The result over the next fifty years was a serious erosion in the capacity and will of rail and airline unions to carry out real strikes, and an ever increasing dependence on the “good will” of the politicians. The primary activity of rail and airline unions more and more centered on the continuous solicitation of money and votes for these politicians. In the 1970’s, the carriers became convinced that this erosion process had proceeded far enough for them to go back on the offensive—to end the period of an armed truce and go back to a policy of directly moving to attack working conditions, lower real wages and reduce the unions to toothless dues collecting agencies. This ushered in the third and present era of rail labor relations.

The Railway Labor Act, while placing serious restrictions on the right to strike, was in the final analysis limited to appointing a Presidential Emergency Board (PEB) empowered only to make non-binding recommendations. If either side rejected these, the union was then free under law to exercise its right to strike.

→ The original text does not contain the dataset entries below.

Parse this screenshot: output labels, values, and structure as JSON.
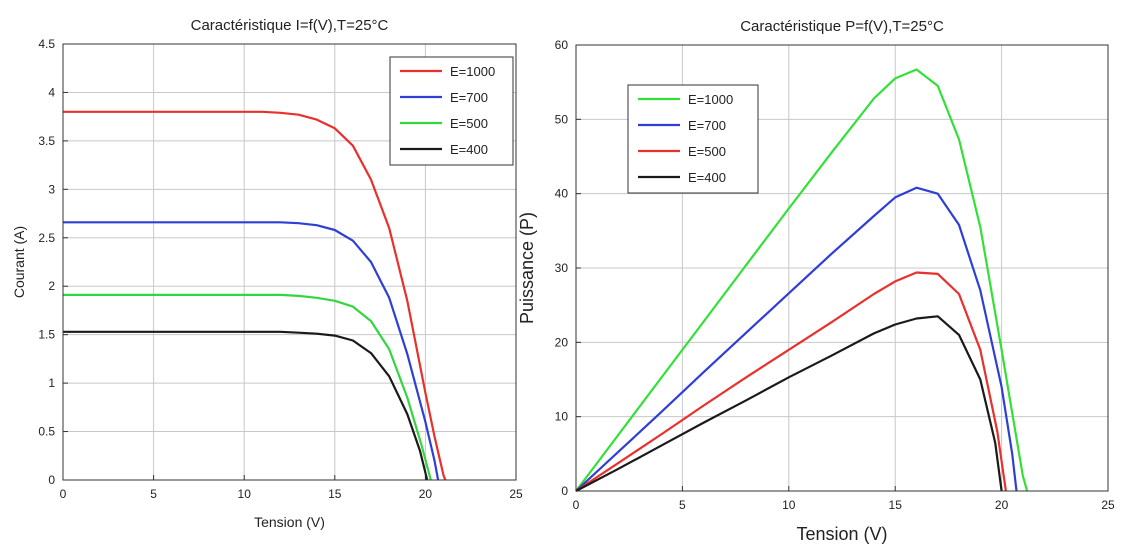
{
  "chart_data": [
    {
      "type": "line",
      "title": "Caractéristique I=f(V),T=25°C",
      "xlabel": "Tension (V)",
      "ylabel": "Courant (A)",
      "xlim": [
        0,
        25
      ],
      "ylim": [
        0,
        4.5
      ],
      "xticks": [
        "0",
        "5",
        "10",
        "15",
        "20",
        "25"
      ],
      "yticks": [
        "0",
        "0.5",
        "1",
        "1.5",
        "2",
        "2.5",
        "3",
        "3.5",
        "4",
        "4.5"
      ],
      "grid": true,
      "legend_position": "top-right",
      "series": [
        {
          "name": "E=1000",
          "color": "#e8302d",
          "x": [
            0,
            5,
            10,
            11,
            12,
            13,
            14,
            15,
            16,
            17,
            18,
            19,
            20,
            20.5,
            21,
            21.1
          ],
          "y": [
            3.8,
            3.8,
            3.8,
            3.8,
            3.79,
            3.77,
            3.72,
            3.63,
            3.45,
            3.1,
            2.6,
            1.85,
            0.9,
            0.45,
            0.05,
            0
          ]
        },
        {
          "name": "E=700",
          "color": "#2f3fd6",
          "x": [
            0,
            5,
            10,
            12,
            13,
            14,
            15,
            16,
            17,
            18,
            19,
            20,
            20.5,
            20.7
          ],
          "y": [
            2.66,
            2.66,
            2.66,
            2.66,
            2.65,
            2.63,
            2.58,
            2.47,
            2.25,
            1.88,
            1.3,
            0.6,
            0.2,
            0
          ]
        },
        {
          "name": "E=500",
          "color": "#33d63f",
          "x": [
            0,
            5,
            10,
            12,
            13,
            14,
            15,
            16,
            17,
            18,
            19,
            19.8,
            20.3
          ],
          "y": [
            1.91,
            1.91,
            1.91,
            1.91,
            1.9,
            1.88,
            1.85,
            1.79,
            1.64,
            1.35,
            0.85,
            0.35,
            0
          ]
        },
        {
          "name": "E=400",
          "color": "#1a1a1a",
          "x": [
            0,
            5,
            10,
            12,
            13,
            14,
            15,
            16,
            17,
            18,
            19,
            19.7,
            20.1
          ],
          "y": [
            1.53,
            1.53,
            1.53,
            1.53,
            1.52,
            1.51,
            1.49,
            1.44,
            1.31,
            1.07,
            0.68,
            0.3,
            0
          ]
        }
      ]
    },
    {
      "type": "line",
      "title": "Caractéristique P=f(V),T=25°C",
      "xlabel": "Tension (V)",
      "ylabel": "Puissance (P)",
      "xlim": [
        0,
        25
      ],
      "ylim": [
        0,
        60
      ],
      "xticks": [
        "0",
        "5",
        "10",
        "15",
        "20",
        "25"
      ],
      "yticks": [
        "0",
        "10",
        "20",
        "30",
        "40",
        "50",
        "60"
      ],
      "grid": true,
      "legend_position": "top-left",
      "series": [
        {
          "name": "E=1000",
          "color": "#33e038",
          "x": [
            0,
            2,
            4,
            6,
            8,
            10,
            12,
            14,
            15,
            16,
            17,
            18,
            19,
            20,
            20.5,
            21,
            21.2
          ],
          "y": [
            0,
            7.6,
            15.2,
            22.8,
            30.4,
            38,
            45.5,
            52.8,
            55.5,
            56.7,
            54.5,
            47.3,
            35.5,
            19,
            10.5,
            2,
            0
          ]
        },
        {
          "name": "E=700",
          "color": "#2f3fd6",
          "x": [
            0,
            2,
            4,
            6,
            8,
            10,
            12,
            14,
            15,
            16,
            17,
            18,
            19,
            20,
            20.5,
            20.7
          ],
          "y": [
            0,
            5.3,
            10.6,
            16,
            21.3,
            26.6,
            31.9,
            37,
            39.5,
            40.8,
            40,
            35.8,
            27,
            14,
            5,
            0
          ]
        },
        {
          "name": "E=500",
          "color": "#e8302d",
          "x": [
            0,
            2,
            4,
            6,
            8,
            10,
            12,
            14,
            15,
            16,
            17,
            18,
            19,
            19.8,
            20.2
          ],
          "y": [
            0,
            3.8,
            7.6,
            11.5,
            15.3,
            19,
            22.7,
            26.5,
            28.2,
            29.4,
            29.2,
            26.5,
            19,
            8,
            0
          ]
        },
        {
          "name": "E=400",
          "color": "#1a1a1a",
          "x": [
            0,
            2,
            4,
            6,
            8,
            10,
            12,
            14,
            15,
            16,
            17,
            18,
            19,
            19.7,
            20
          ],
          "y": [
            0,
            3,
            6.1,
            9.2,
            12.2,
            15.3,
            18.2,
            21.2,
            22.4,
            23.2,
            23.5,
            21,
            15,
            6.5,
            0
          ]
        }
      ]
    }
  ]
}
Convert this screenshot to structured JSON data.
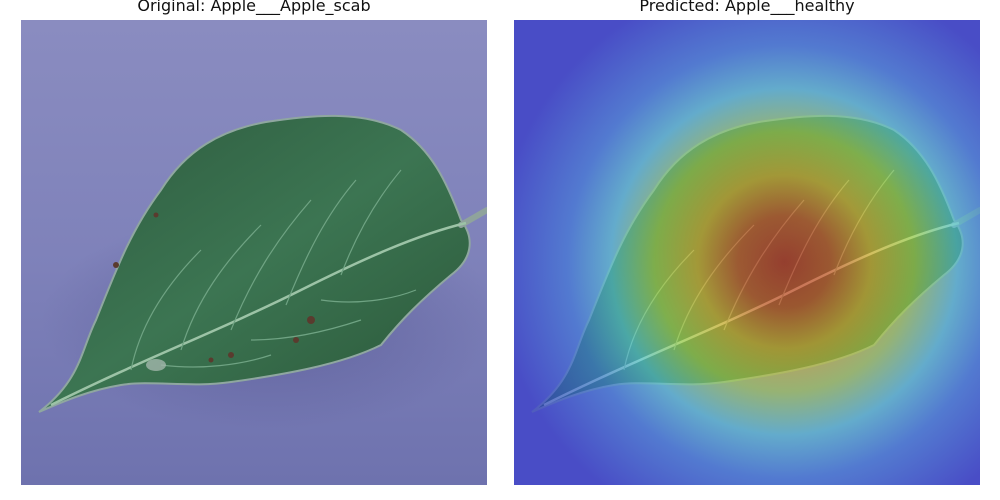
{
  "figure": {
    "panels": [
      {
        "title": "Original: Apple___Apple_scab",
        "image": "leaf-photo"
      },
      {
        "title": "Predicted: Apple___healthy",
        "image": "leaf-photo-gradcam-heatmap-overlay"
      }
    ]
  },
  "colors": {
    "background_surface": "#7b7eb6",
    "leaf_dark": "#2f5b3a",
    "leaf_mid": "#3f7350",
    "heatmap_low": "#2a2fd0",
    "heatmap_mid": "#56c4e0",
    "heatmap_high": "#cc2a22"
  }
}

But during the C&NW-UTU contract negotiations in 1988, after going through all the procedures of the RLA, a Reagan-appointed PEB gave C&NW management virtually everything they were demanding, including a conductor-only crew size and the elimination of the attrition principle in the subsequent slashing of thousands of jobs. The UTU rejected the PEB recommendations and were now free to strike the C&NW with no further legal barriers. But on Sept. 9, 1988, before the strike was hours old, an overwhelmingly Democratic Congress, under the leadership of Democratic Senator Paul Simon of Illinois (elected as a pro-labor liberal), in collaboration with the Reagan administration, unanimously passed a special act which ordered the striking workers back on the job and imposed Reagan’s horrendous PEB recommendations on C&NW railroad workers as their legal contract.

This was an historic and unprecedented act. For the first time in this country the government not only officially stripped employees of their right to strike but also wrote and unilaterally imposed on them the contract under which they would labor.

Senator Simon organized the unanimous congressional vote through an obscure parliamentary procedure called a “unanimous consent decree” which allows an act to become law without any discussion or debate and without congressional members officially having to record their individual votes so long as not one congressman or senator raises an objection. The same rarely used procedure was subsequently used by Congress to vote themselves a 25% salary increase while they were slashing social programs across the board as part of an “austerity” drive.

This action in the 1988 C&NW strike set the stage for a repeat performance by the politicians against the UTU in the nationwide rail strike of April 17, 1991.

This time Democratic Senator Ted Kennedy and Republican Senator Orrin Hatch took the lead in the passage of the special legislation (H.R. 222) stripping workers of their right to strike, forcing them back to work and imposing a government written contract on them. This is the threat now facing Northwest Machinists and other union members on airlines across the nation.

The record demonstrates that rail and airline unions face a coordinated, joint attack from the carriers and the politicians together. And the politicians’ participation in this attack has been entirely bipartisan. The last use of a Presidential Emergence Board to abrogate the right to strike was against the pilots of American Airlines in 1997 by President William Jefferson Clinton.

Indeed, so-called pro-labor Democrats have played the decisive role in implementing these union-busting actions.

Unfortunately, the primary “game plan” of unions for many years has been, and continues to be, based on influencing the politicians by hustling them money and votes. This is a bankrupt strategy, which can only lead to further losses and now even risks the continued effective survival of our unions.